In his Triological thesis, Lawrence Tom examined the safety of common antimycotic agents in a guinea pig model. ³¹ He found that clotrimazole, miconazole, nystatin, and tolnaftate did not cause cochlear hair cell loss after weeklong middle ear exposure to these agents. The neomycin control cause severe hair cell loss and gentian violet exposure caused pronounced behavioral signs of vestibular damage, as well as extensive middle ear inflammation and new bone growth on histological examination.

Our group has treated fungal otitis externa and fungal TTO with mechanical debridement and topical clotrimazole for 20 years. We initially used 1% clotrimazole solution applied once following office debridement, then administered by caregivers at home daily for a week. We stopped using clotrimazole solution in children with nonintact ear drums after parents complained that their children experienced pain lasting for hours. Instead, we substituted 1 to 1.5 mL of 1% clotrimazole cream instilled under the operating microscope after mechanical debridement with suction. Since 2002, 157 children have been treated in this manner. One hundred forty-six were cured at repeat examination 1 week later or failed to return for follow-up. Seven children required between 2 and 5 topical treatment to achieve control. Four children recurred more than a month later and were retreated in the same manner. No child has presented with new-onset hearing loss or vestibular symptoms follow treatment with topical clotrimazole cream.
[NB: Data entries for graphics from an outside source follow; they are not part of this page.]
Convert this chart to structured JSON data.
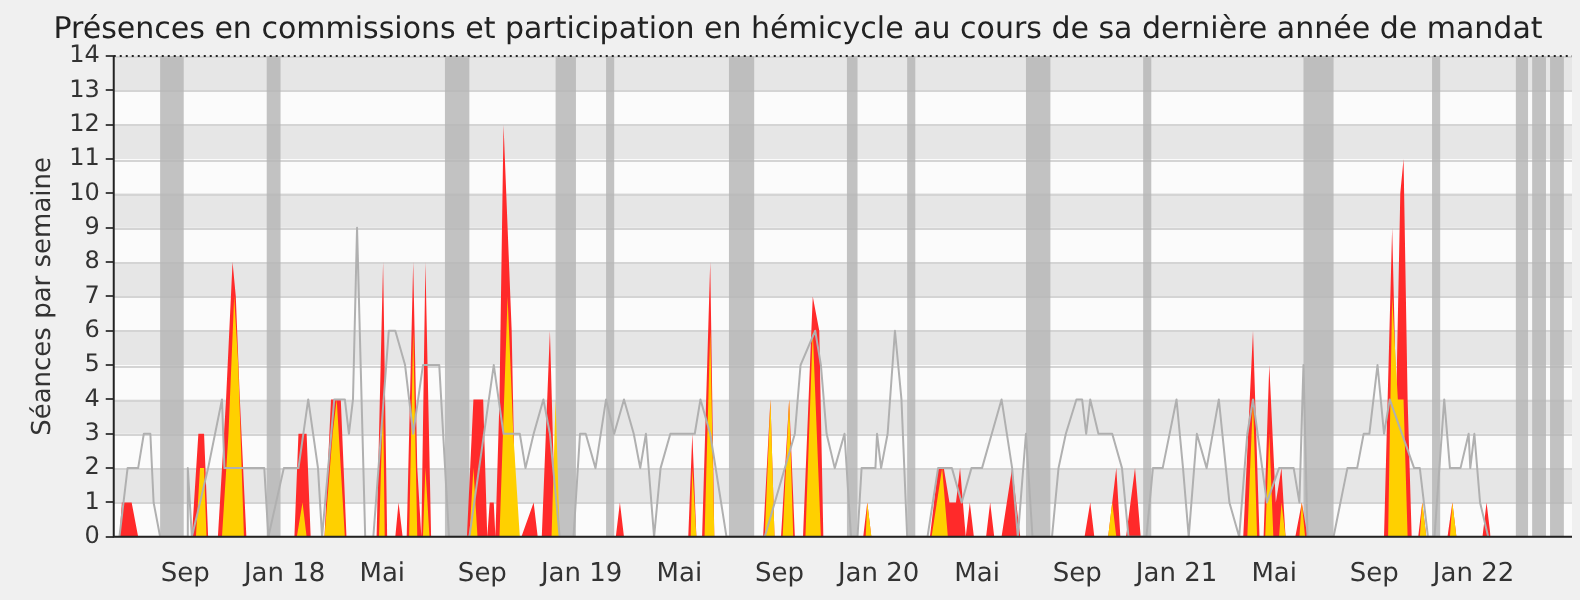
{
  "chart_data": {
    "type": "area",
    "title": "Présences en commissions et participation en hémicycle au cours de sa dernière année de mandat",
    "ylabel": "Séances par semaine",
    "xlim": [
      "2017-06-05",
      "2022-05-02"
    ],
    "xticks": [
      {
        "value": "2017-09-01",
        "label": "Sep"
      },
      {
        "value": "2018-01-01",
        "label": "Jan 18"
      },
      {
        "value": "2018-05-01",
        "label": "Mai"
      },
      {
        "value": "2018-09-01",
        "label": "Sep"
      },
      {
        "value": "2019-01-01",
        "label": "Jan 19"
      },
      {
        "value": "2019-05-01",
        "label": "Mai"
      },
      {
        "value": "2019-09-01",
        "label": "Sep"
      },
      {
        "value": "2020-01-01",
        "label": "Jan 20"
      },
      {
        "value": "2020-05-01",
        "label": "Mai"
      },
      {
        "value": "2020-09-01",
        "label": "Sep"
      },
      {
        "value": "2021-01-01",
        "label": "Jan 21"
      },
      {
        "value": "2021-05-01",
        "label": "Mai"
      },
      {
        "value": "2021-09-01",
        "label": "Sep"
      },
      {
        "value": "2022-01-01",
        "label": "Jan 22"
      }
    ],
    "ylim": [
      0,
      14
    ],
    "yticks": [
      0,
      1,
      2,
      3,
      4,
      5,
      6,
      7,
      8,
      9,
      10,
      11,
      12,
      13,
      14
    ],
    "grid": "y",
    "marker": "none",
    "line_style": "solid",
    "bands": [
      {
        "axis": "x",
        "from": "2017-08-01",
        "to": "2017-08-30",
        "color": "#b4b4b4"
      },
      {
        "axis": "x",
        "from": "2017-12-10",
        "to": "2017-12-27",
        "color": "#b4b4b4"
      },
      {
        "axis": "x",
        "from": "2018-07-17",
        "to": "2018-08-16",
        "color": "#b4b4b4"
      },
      {
        "axis": "x",
        "from": "2018-11-30",
        "to": "2018-12-25",
        "color": "#b4b4b4"
      },
      {
        "axis": "x",
        "from": "2019-01-31",
        "to": "2019-02-10",
        "color": "#b4b4b4"
      },
      {
        "axis": "x",
        "from": "2019-07-01",
        "to": "2019-08-01",
        "color": "#b4b4b4"
      },
      {
        "axis": "x",
        "from": "2019-11-23",
        "to": "2019-12-06",
        "color": "#b4b4b4"
      },
      {
        "axis": "x",
        "from": "2020-02-05",
        "to": "2020-02-15",
        "color": "#b4b4b4"
      },
      {
        "axis": "x",
        "from": "2020-06-30",
        "to": "2020-07-30",
        "color": "#b4b4b4"
      },
      {
        "axis": "x",
        "from": "2020-11-21",
        "to": "2020-12-01",
        "color": "#b4b4b4"
      },
      {
        "axis": "x",
        "from": "2021-06-06",
        "to": "2021-07-13",
        "color": "#b4b4b4"
      },
      {
        "axis": "x",
        "from": "2021-11-11",
        "to": "2021-11-21",
        "color": "#b4b4b4"
      },
      {
        "axis": "x",
        "from": "2022-02-22",
        "to": "2022-03-09",
        "color": "#b4b4b4"
      },
      {
        "axis": "x",
        "from": "2022-03-14",
        "to": "2022-03-31",
        "color": "#b4b4b4"
      },
      {
        "axis": "x",
        "from": "2022-04-05",
        "to": "2022-04-22",
        "color": "#b4b4b4"
      }
    ],
    "series": [
      {
        "type": "line",
        "color": "#b0b0b0",
        "x": [
          "2017-06-12",
          "2017-06-22",
          "2017-07-05",
          "2017-07-12",
          "2017-07-20",
          "2017-07-24",
          "2017-08-01",
          "2017-09-02",
          "2017-09-04",
          "2017-09-09",
          "2017-09-29",
          "2017-10-16",
          "2017-10-19",
          "2017-11-17",
          "2017-12-07",
          "2017-12-12",
          "2017-12-31",
          "2018-01-18",
          "2018-01-30",
          "2018-02-11",
          "2018-02-16",
          "2018-03-03",
          "2018-03-16",
          "2018-03-21",
          "2018-03-26",
          "2018-03-31",
          "2018-04-10",
          "2018-04-20",
          "2018-05-09",
          "2018-05-17",
          "2018-05-29",
          "2018-06-08",
          "2018-06-20",
          "2018-07-02",
          "2018-07-10",
          "2018-07-22",
          "2018-08-16",
          "2018-09-15",
          "2018-09-27",
          "2018-10-17",
          "2018-10-24",
          "2018-11-03",
          "2018-11-15",
          "2018-11-23",
          "2018-12-05",
          "2018-12-22",
          "2018-12-30",
          "2019-01-06",
          "2019-01-18",
          "2019-01-31",
          "2019-02-10",
          "2019-02-22",
          "2019-03-06",
          "2019-03-14",
          "2019-03-21",
          "2019-03-31",
          "2019-04-08",
          "2019-04-20",
          "2019-05-02",
          "2019-05-20",
          "2019-05-27",
          "2019-06-08",
          "2019-06-28",
          "2019-08-02",
          "2019-08-14",
          "2019-09-20",
          "2019-09-27",
          "2019-10-15",
          "2019-10-22",
          "2019-10-29",
          "2019-11-08",
          "2019-11-20",
          "2019-11-28",
          "2019-12-06",
          "2019-12-11",
          "2019-12-28",
          "2019-12-30",
          "2020-01-04",
          "2020-01-12",
          "2020-01-21",
          "2020-01-29",
          "2020-02-05",
          "2020-03-01",
          "2020-03-14",
          "2020-03-23",
          "2020-03-31",
          "2020-04-12",
          "2020-04-24",
          "2020-05-07",
          "2020-05-19",
          "2020-05-31",
          "2020-06-13",
          "2020-06-20",
          "2020-06-30",
          "2020-07-08",
          "2020-08-01",
          "2020-08-09",
          "2020-08-18",
          "2020-08-31",
          "2020-09-07",
          "2020-09-12",
          "2020-09-17",
          "2020-09-27",
          "2020-10-14",
          "2020-10-26",
          "2020-11-03",
          "2020-11-25",
          "2020-12-03",
          "2020-12-15",
          "2021-01-01",
          "2021-01-09",
          "2021-01-16",
          "2021-01-26",
          "2021-02-07",
          "2021-02-22",
          "2021-03-07",
          "2021-03-19",
          "2021-03-29",
          "2021-04-05",
          "2021-04-22",
          "2021-05-07",
          "2021-05-25",
          "2021-06-01",
          "2021-06-06",
          "2021-06-11",
          "2021-07-13",
          "2021-07-30",
          "2021-08-11",
          "2021-08-19",
          "2021-08-26",
          "2021-09-05",
          "2021-09-13",
          "2021-09-20",
          "2021-10-20",
          "2021-10-27",
          "2021-11-06",
          "2021-11-14",
          "2021-11-26",
          "2021-12-03",
          "2021-12-16",
          "2021-12-26",
          "2021-12-28",
          "2022-01-02",
          "2022-01-09",
          "2022-01-19"
        ],
        "values": [
          0,
          2,
          2,
          3,
          3,
          1,
          0,
          0,
          2,
          0,
          2,
          4,
          2,
          2,
          2,
          0,
          2,
          2,
          4,
          2,
          0,
          4,
          4,
          3,
          4,
          9,
          0,
          0,
          6,
          6,
          5,
          3,
          5,
          5,
          5,
          0,
          0,
          5,
          3,
          3,
          2,
          3,
          4,
          3,
          0,
          0,
          3,
          3,
          2,
          4,
          3,
          4,
          3,
          2,
          3,
          0,
          2,
          3,
          3,
          3,
          4,
          3,
          0,
          0,
          0,
          3,
          5,
          6,
          5,
          3,
          2,
          3,
          0,
          0,
          2,
          2,
          3,
          2,
          3,
          6,
          4,
          0,
          0,
          2,
          2,
          2,
          1,
          2,
          2,
          3,
          4,
          2,
          0,
          3,
          0,
          0,
          2,
          3,
          4,
          4,
          3,
          4,
          3,
          3,
          2,
          0,
          0,
          2,
          2,
          4,
          2,
          0,
          3,
          2,
          4,
          1,
          0,
          3,
          4,
          1,
          2,
          2,
          1,
          5,
          0,
          0,
          2,
          2,
          3,
          3,
          5,
          3,
          4,
          2,
          2,
          0,
          0,
          4,
          2,
          2,
          3,
          2,
          3,
          1,
          0
        ]
      },
      {
        "color": "#ff2a2a",
        "x": [
          "2017-06-12",
          "2017-06-15",
          "2017-06-27",
          "2017-07-05",
          "2017-09-09",
          "2017-09-17",
          "2017-09-24",
          "2017-09-29",
          "2017-10-11",
          "2017-10-21",
          "2017-10-29",
          "2017-11-02",
          "2017-11-07",
          "2017-11-15",
          "2018-01-13",
          "2018-01-18",
          "2018-01-28",
          "2018-02-02",
          "2018-02-19",
          "2018-02-27",
          "2018-03-11",
          "2018-03-18",
          "2018-04-24",
          "2018-05-02",
          "2018-05-07",
          "2018-05-17",
          "2018-05-21",
          "2018-05-26",
          "2018-05-31",
          "2018-06-08",
          "2018-06-13",
          "2018-06-18",
          "2018-06-23",
          "2018-06-30",
          "2018-08-13",
          "2018-08-21",
          "2018-09-02",
          "2018-09-07",
          "2018-09-10",
          "2018-09-15",
          "2018-09-17",
          "2018-09-22",
          "2018-09-27",
          "2018-10-07",
          "2018-10-12",
          "2018-10-19",
          "2018-11-03",
          "2018-11-08",
          "2018-11-13",
          "2018-11-23",
          "2018-11-30",
          "2018-12-05",
          "2019-02-12",
          "2019-02-17",
          "2019-02-22",
          "2019-05-12",
          "2019-05-17",
          "2019-05-22",
          "2019-05-29",
          "2019-06-08",
          "2019-06-13",
          "2019-08-12",
          "2019-08-21",
          "2019-08-26",
          "2019-09-03",
          "2019-09-13",
          "2019-09-20",
          "2019-09-30",
          "2019-10-12",
          "2019-10-20",
          "2019-10-25",
          "2019-12-13",
          "2019-12-18",
          "2019-12-23",
          "2020-03-04",
          "2020-03-14",
          "2020-03-21",
          "2020-03-28",
          "2020-04-05",
          "2020-04-10",
          "2020-04-17",
          "2020-04-22",
          "2020-04-27",
          "2020-05-12",
          "2020-05-17",
          "2020-05-22",
          "2020-05-31",
          "2020-06-13",
          "2020-06-23",
          "2020-09-10",
          "2020-09-17",
          "2020-09-22",
          "2020-10-09",
          "2020-10-19",
          "2020-10-24",
          "2020-10-31",
          "2020-11-11",
          "2020-11-18",
          "2021-03-24",
          "2021-04-05",
          "2021-04-13",
          "2021-04-18",
          "2021-04-25",
          "2021-05-03",
          "2021-05-10",
          "2021-05-15",
          "2021-05-27",
          "2021-06-04",
          "2021-06-11",
          "2021-09-13",
          "2021-09-23",
          "2021-09-28",
          "2021-10-03",
          "2021-10-07",
          "2021-10-12",
          "2021-10-17",
          "2021-10-25",
          "2021-10-30",
          "2021-11-04",
          "2021-11-30",
          "2021-12-06",
          "2021-12-11",
          "2022-01-12",
          "2022-01-17",
          "2022-01-22"
        ],
        "values": [
          0,
          1,
          1,
          0,
          0,
          3,
          3,
          0,
          0,
          4,
          8,
          7,
          4,
          0,
          0,
          3,
          3,
          0,
          0,
          4,
          4,
          0,
          0,
          8,
          0,
          0,
          1,
          0,
          0,
          8,
          2,
          0,
          8,
          0,
          0,
          4,
          4,
          0,
          1,
          1,
          0,
          4,
          12,
          6,
          0,
          0,
          1,
          0,
          0,
          6,
          0,
          0,
          0,
          1,
          0,
          0,
          3,
          0,
          0,
          8,
          0,
          0,
          4,
          0,
          0,
          4,
          0,
          0,
          7,
          6,
          0,
          0,
          1,
          0,
          0,
          2,
          2,
          1,
          1,
          2,
          0,
          1,
          0,
          0,
          1,
          0,
          0,
          2,
          0,
          0,
          1,
          0,
          0,
          2,
          0,
          0,
          2,
          0,
          0,
          6,
          0,
          0,
          5,
          1,
          2,
          0,
          0,
          1,
          0,
          0,
          9,
          4,
          10,
          11,
          4,
          0,
          0,
          1,
          0,
          0,
          1,
          0,
          0,
          1,
          0
        ]
      },
      {
        "color": "#ffd000",
        "x": [
          "2017-09-14",
          "2017-09-19",
          "2017-09-24",
          "2017-09-27",
          "2017-10-16",
          "2017-10-24",
          "2017-10-31",
          "2017-11-05",
          "2017-11-12",
          "2018-01-16",
          "2018-01-23",
          "2018-01-28",
          "2018-02-19",
          "2018-03-01",
          "2018-03-06",
          "2018-03-16",
          "2018-04-27",
          "2018-05-02",
          "2018-05-04",
          "2018-06-03",
          "2018-06-08",
          "2018-06-13",
          "2018-06-20",
          "2018-06-23",
          "2018-06-28",
          "2018-08-16",
          "2018-08-21",
          "2018-08-26",
          "2018-09-22",
          "2018-10-02",
          "2018-10-09",
          "2018-10-17",
          "2018-11-25",
          "2018-11-30",
          "2018-12-05",
          "2019-05-15",
          "2019-05-17",
          "2019-05-22",
          "2019-06-01",
          "2019-06-08",
          "2019-06-13",
          "2019-08-14",
          "2019-08-21",
          "2019-08-26",
          "2019-09-05",
          "2019-09-13",
          "2019-09-18",
          "2019-10-03",
          "2019-10-12",
          "2019-10-22",
          "2019-12-16",
          "2019-12-18",
          "2019-12-23",
          "2020-03-06",
          "2020-03-19",
          "2020-03-26",
          "2020-10-09",
          "2020-10-14",
          "2020-10-19",
          "2021-03-29",
          "2021-04-05",
          "2021-04-10",
          "2021-04-20",
          "2021-04-25",
          "2021-04-30",
          "2021-05-07",
          "2021-05-10",
          "2021-05-15",
          "2021-06-01",
          "2021-06-04",
          "2021-06-08",
          "2021-09-18",
          "2021-09-23",
          "2021-09-30",
          "2021-10-07",
          "2021-10-12",
          "2021-10-27",
          "2021-10-30",
          "2021-11-04",
          "2021-12-03",
          "2021-12-06",
          "2021-12-11"
        ],
        "values": [
          0,
          2,
          2,
          0,
          0,
          3,
          7,
          5,
          0,
          0,
          1,
          0,
          0,
          3,
          4,
          0,
          0,
          4,
          0,
          0,
          6,
          0,
          0,
          2,
          0,
          0,
          2,
          0,
          0,
          7,
          3,
          0,
          0,
          4,
          0,
          0,
          2,
          0,
          0,
          6,
          0,
          0,
          4,
          0,
          0,
          4,
          0,
          0,
          6,
          0,
          0,
          1,
          0,
          0,
          2,
          0,
          0,
          1,
          0,
          0,
          4,
          0,
          0,
          3,
          0,
          0,
          1,
          0,
          0,
          1,
          0,
          0,
          7,
          4,
          4,
          0,
          0,
          1,
          0,
          0,
          1,
          0
        ]
      }
    ]
  }
}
Off-label use of topical 1% clotrimazole cream following mechanical debridement is safe and effective for control of outer ear infections caused by yeast, fungi, and molds. There is no evidence of ototoxicity in experimental models or in clinical practice in children with tympanostomy tubes. Some children require repeat treatment for control of signs and symptoms of fungal infection.

Conclusion

There are only a few medications approved for the prevention and treatment of TTO. Unfortunately, the lengthy and expensive government certification process has limited the number and type of agents carrying FDA indications to fluoroquinolone antibiotics with or without a steroid components. Although effective in the most common settings, this limited pharmacopeia is insufficient for managing certain refractory infections. This article has examined the off-label use of 3 FDA-approved preparations and attempted to demonstrate their safety and efficacy using animal experiments and clinical experience.